AFASTAMENTO
Doenças mentais geram 11 licenças médicas a cada 24h
16.03.2015
Episódios depressivos e esquizofrenia são males psiquiátricos que comprometem a vida de profissionais no Ceará
Se durante muito tempo os males físicos foram os mais preocupantes entre os profissionais do Ceará, hoje é a mente que padece e as doenças psiquiátricas comprometem cada vez mais a rotina de trabalho.
Em 2014, em média, a cada 24 horas, o Instituto Nacional do Seguro Social (INSS), concedeu 11 auxílios para profissionais cearenses diagnosticados com problemas psiquiátricos. Episódios depressivos, transtornos devido ao uso de substâncias psicoativas e esquizofrenia estão entre os principais motivos dos afastamentos.
No total, somente no ano passado, 4.074 auxílios foram concedidos pelo INSS no Estado a profissionais que contribuem com a previdência e apresentaram transtornos mentais e comportamentais. O número equivale a 6% do total de benefícios do tipo disponibilizados em 2014.
No período equivalente, 4.637 profissionais foram aposentados por invalidez no Ceará. Destes, 390 (8% do total) tiveram direito ao benefício por não conseguirem executar as atividades laborais devido a males psiquiátricos. Neste ano, 566 auxílios-doença já foram disponibilizados pelo INSS para profissionais cearenses que foram diagnosticados com algum problema mental.
Análise das queixas
"Na análise destas licenças, é preciso considerar se as queixas dos trabalhadores são realmente inerentes às atividades que exercem". A ressalva é feita pelo professor de Psiquiatria da Faculdade de Medicina da Universidade Federal do Ceará (UFC), Antônio Mourão Cavalcante, que acrescenta que é fundamental observar esta relação para que só então o adoecimento seja, de fato, caracterizado como oriundo da atividade laboral e não provocado por outros fatores.

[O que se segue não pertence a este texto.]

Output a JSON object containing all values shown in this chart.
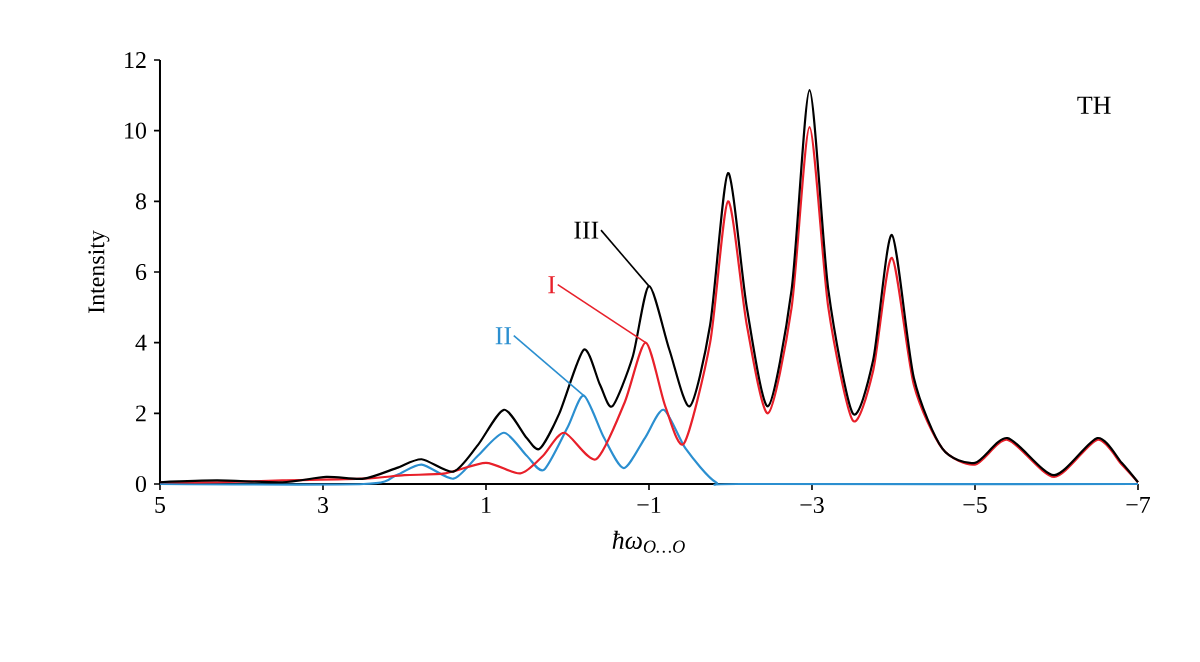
{
  "chart_data": {
    "type": "line",
    "xlabel": "ħω$_{O…O}$",
    "ylabel": "Intensity",
    "annotations": [
      "TH"
    ],
    "xlim": [
      5,
      -7
    ],
    "ylim": [
      0,
      12
    ],
    "xticks": [
      5,
      3,
      1,
      {
        "value": -1,
        "label": "−1"
      },
      {
        "value": -3,
        "label": "−3"
      },
      {
        "value": -5,
        "label": "−5"
      },
      {
        "value": -7,
        "label": "−7"
      }
    ],
    "yticks": [
      0,
      2,
      4,
      6,
      8,
      10,
      12
    ],
    "series": [
      {
        "name": "II",
        "color": "#2b8fd0",
        "x": [
          5,
          2.5,
          2.1,
          1.79,
          1.4,
          1.1,
          0.78,
          0.5,
          0.29,
          0.0,
          -0.2,
          -0.45,
          -0.69,
          -0.95,
          -1.18,
          -1.45,
          -1.82,
          -2.2,
          -7
        ],
        "values": [
          0,
          0,
          0.25,
          0.55,
          0.15,
          0.8,
          1.45,
          0.8,
          0.4,
          1.6,
          2.5,
          1.3,
          0.45,
          1.3,
          2.1,
          1.0,
          0.05,
          0,
          0
        ]
      },
      {
        "name": "I",
        "color": "#e8202a",
        "x": [
          5,
          4.3,
          3.5,
          2.5,
          2.0,
          1.5,
          1.0,
          0.58,
          0.3,
          0.04,
          -0.35,
          -0.7,
          -0.96,
          -1.2,
          -1.43,
          -1.75,
          -1.97,
          -2.2,
          -2.46,
          -2.75,
          -2.97,
          -3.2,
          -3.5,
          -3.75,
          -3.98,
          -4.25,
          -4.6,
          -5.0,
          -5.4,
          -5.97,
          -6.5,
          -6.8,
          -7
        ],
        "values": [
          0.05,
          0.05,
          0.1,
          0.15,
          0.25,
          0.3,
          0.6,
          0.3,
          0.8,
          1.45,
          0.7,
          2.3,
          4.0,
          2.2,
          1.15,
          4.0,
          8.0,
          4.5,
          2.0,
          5.0,
          10.1,
          5.0,
          1.8,
          3.2,
          6.4,
          2.8,
          1.0,
          0.55,
          1.25,
          0.2,
          1.25,
          0.55,
          0.05
        ]
      },
      {
        "name": "III",
        "color": "#000000",
        "x": [
          5,
          4.3,
          3.5,
          2.96,
          2.5,
          2.1,
          1.79,
          1.4,
          1.1,
          0.78,
          0.5,
          0.34,
          0.1,
          -0.2,
          -0.4,
          -0.55,
          -0.8,
          -1.0,
          -1.25,
          -1.5,
          -1.75,
          -1.97,
          -2.2,
          -2.46,
          -2.75,
          -2.97,
          -3.2,
          -3.5,
          -3.75,
          -3.98,
          -4.25,
          -4.6,
          -5.0,
          -5.4,
          -5.97,
          -6.5,
          -6.8,
          -7
        ],
        "values": [
          0.05,
          0.1,
          0.05,
          0.2,
          0.15,
          0.45,
          0.7,
          0.35,
          1.1,
          2.1,
          1.3,
          1.0,
          2.0,
          3.8,
          2.8,
          2.2,
          3.6,
          5.6,
          3.8,
          2.2,
          4.5,
          8.8,
          5.0,
          2.2,
          5.5,
          11.15,
          5.5,
          2.0,
          3.5,
          7.05,
          3.0,
          1.0,
          0.6,
          1.3,
          0.25,
          1.3,
          0.6,
          0.05
        ]
      }
    ]
  }
}
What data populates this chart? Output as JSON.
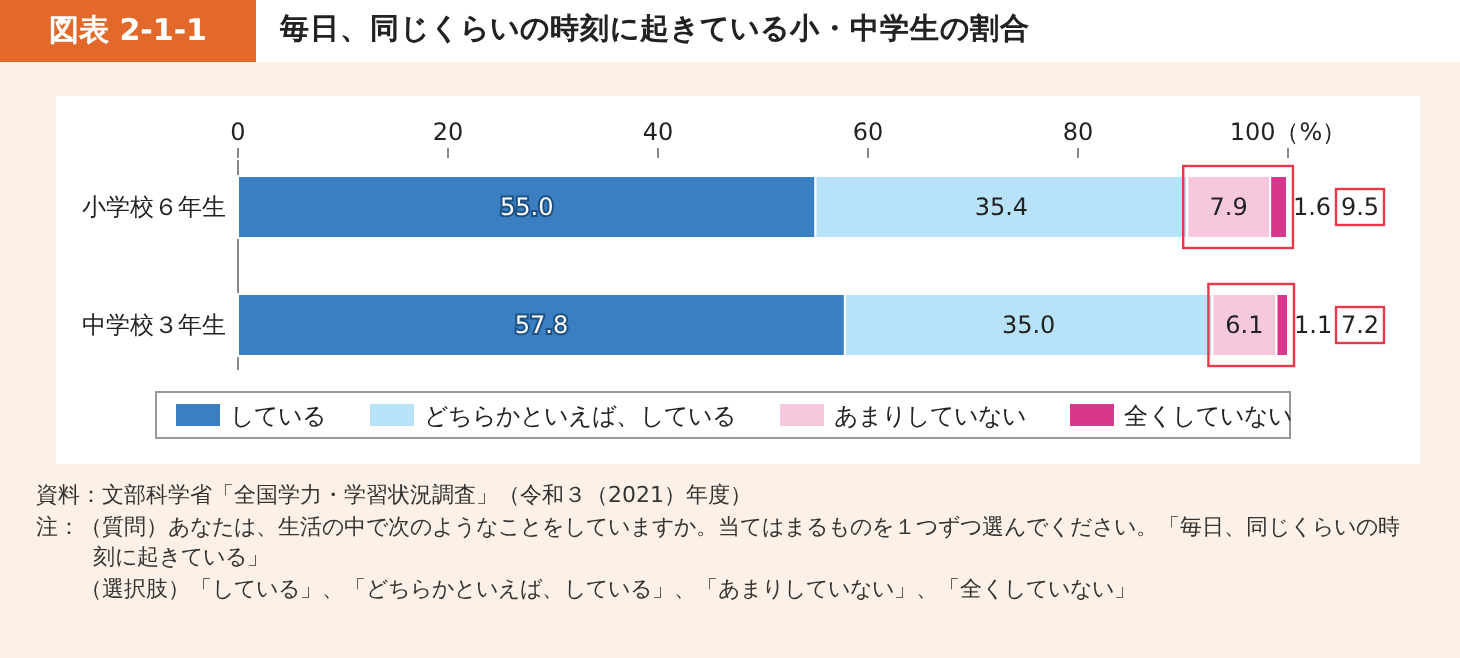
{
  "chart_data": {
    "type": "bar",
    "orientation": "horizontal",
    "stacked": true,
    "subtitle": "図表 2-1-1",
    "title": "毎日、同じくらいの時刻に起きている小・中学生の割合",
    "categories": [
      "小学校６年生",
      "中学校３年生"
    ],
    "series": [
      {
        "name": "している",
        "color": "#3a7fc1",
        "values": [
          55.0,
          57.8
        ],
        "value_labels": [
          "55.0",
          "57.8"
        ]
      },
      {
        "name": "どちらかといえば、している",
        "color": "#b8e2f7",
        "values": [
          35.4,
          35.0
        ],
        "value_labels": [
          "35.4",
          "35.0"
        ]
      },
      {
        "name": "あまりしていない",
        "color": "#f5c8de",
        "values": [
          7.9,
          6.1
        ],
        "value_labels": [
          "7.9",
          "6.1"
        ]
      },
      {
        "name": "全くしていない",
        "color": "#d7388b",
        "values": [
          1.6,
          1.1
        ],
        "value_labels": [
          "1.6",
          "1.1"
        ]
      }
    ],
    "xlim": [
      0,
      100
    ],
    "xticks": [
      0,
      20,
      40,
      60,
      80,
      {
        "value": 100,
        "label": "100（%）"
      }
    ],
    "legend": "bottom",
    "annotations": [
      "9.5",
      "7.2",
      "資料：文部科学省「全国学力・学習状況調査」（令和３（2021）年度）",
      "注：（質問）あなたは、生活の中で次のようなことをしていますか。当てはまるものを１つずつ選んでください。「毎日、同じくらいの時刻に起きている」",
      "（選択肢）「している」、「どちらかといえば、している」、「あまりしていない」、「全くしていない」"
    ]
  }
}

"Às vezes o problema não está diretamente relacionado à função exercida, mas aorelacionamento interpessoal no ambiente de trabalho. O profissional gosta do trabalho, porém o que compromete sua saúde são as relações", explica o psiquiatra.
Ele analisa que o medo do desemprego e a pressão pelo desempenho são fatores "motivadores" de crises e tensões e têm resultado em transtornos mentais, já que, muitas vezes, desestabilizam emocionalmente os profissionais envolvidos.
Categorias
O psiquiatra diz ainda que algumas categorias "estão mais vulneráveis aos transtornos" pois têm o risco como fator inerente à profissão, como os policiais. Já os professores e os bancários também vivem situações-limite, expostos a riscos e violências, e têm grande índices de adoecimento, mas por fatores externos à função.
Outro fator que potencializa os pedidos de afastamento, segundo o psiquiatra, é o desarranjo provocado pelo cumprimento da jornada de trabalho em horários não convencionais. "Grandes empresas que funcionam 24h, por exemplo, mexem com a dinâmica de vida das pessoas e geram conflitos no campo pessoal. Com o tempo, este trabalhador tende a não aguentar e acaba 'estourando'", afirma.